Dijkstra's algorithm is used in link-state routing protocols like OSPF to compute the shortest path from a router to all other routers in a network. Each router runs Dijkstra independently on its synchronized view of the network topology, producing a shortest-path tree rooted at that router.
From your overview of routing algorithms, you know that routers must decide which interface to forward each packet through, and that link-state protocols work by giving every router a complete map of the network. Dijkstra's algorithm is the engine that turns that map into actual forwarding decisions. It answers the question: given a weighted graph where nodes are routers and edge weights represent link costs (delay, bandwidth, or administrative metrics), what is the least-cost path from me to every other router?
The algorithm works by maintaining two sets: a confirmed set of routers whose shortest path is already known, and a tentative set of candidates. Initially, only the source router (you) is confirmed, with cost 0. You examine all links from confirmed routers to unconfirmed neighbors, recording the total cost to reach each neighbor through the best known path. Then you move the lowest-cost tentative node into the confirmed set — this is the greedy step, and it works because all link costs are non-negative, so no cheaper path to that node can exist through an unvisited router. You then examine that newly confirmed node's neighbors and update their tentative costs if a cheaper path through the new node exists. This process repeats until every router is confirmed.

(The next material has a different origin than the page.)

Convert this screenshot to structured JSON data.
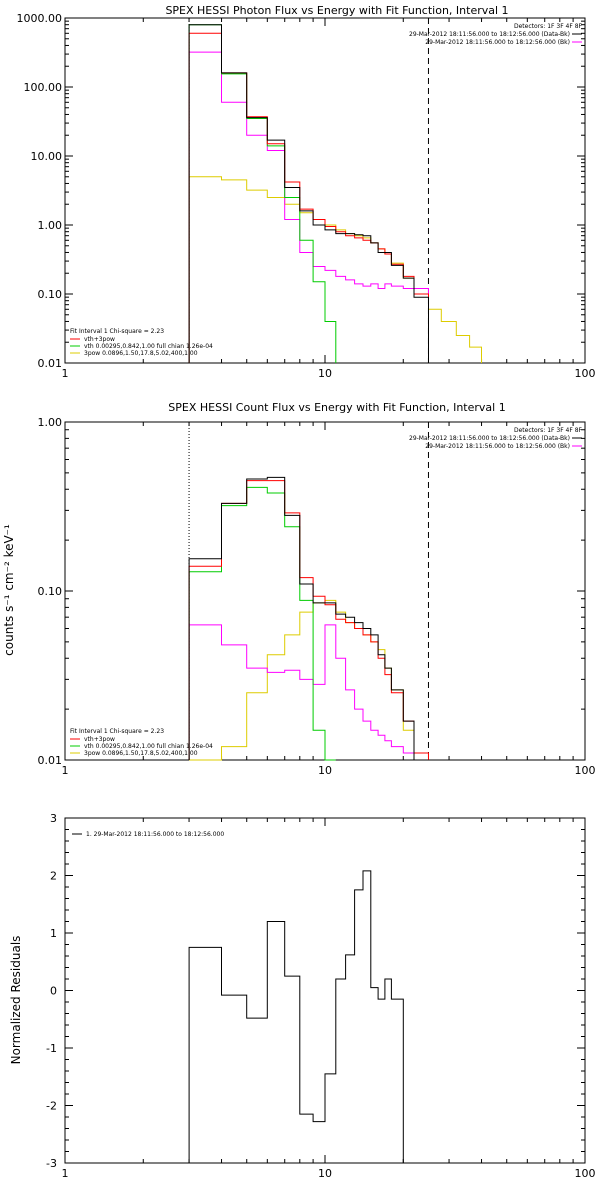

The result is a shortest-path tree (SPT) rooted at the source router. Each branch of this tree represents the optimal forwarding path to a destination. The router only needs the first hop of each path to build its forwarding table: to reach destination X, send the packet out the interface that leads to the next hop on the shortest path to X. Because every router in the network has the same topology database (synchronized via link-state advertisements), every router independently computes its own SPT, and the forwarding decisions are globally consistent — packets follow optimal paths without loops.
In practice, OSPF (Open Shortest Path First) runs Dijkstra every time the topology changes — a link goes down, a cost changes, or a new router joins. The algorithm's time complexity is O(N² ) for a simple implementation or O(N log N + E) with a priority queue, where N is the number of routers and E is the number of links. For networks of hundreds or even thousands of routers, this runs in milliseconds. The real cost is not computation but convergence — the time for all routers to receive the updated topology information and recompute their trees. During convergence, routers may briefly have inconsistent views, potentially causing transient loops or packet drops until the network stabilizes.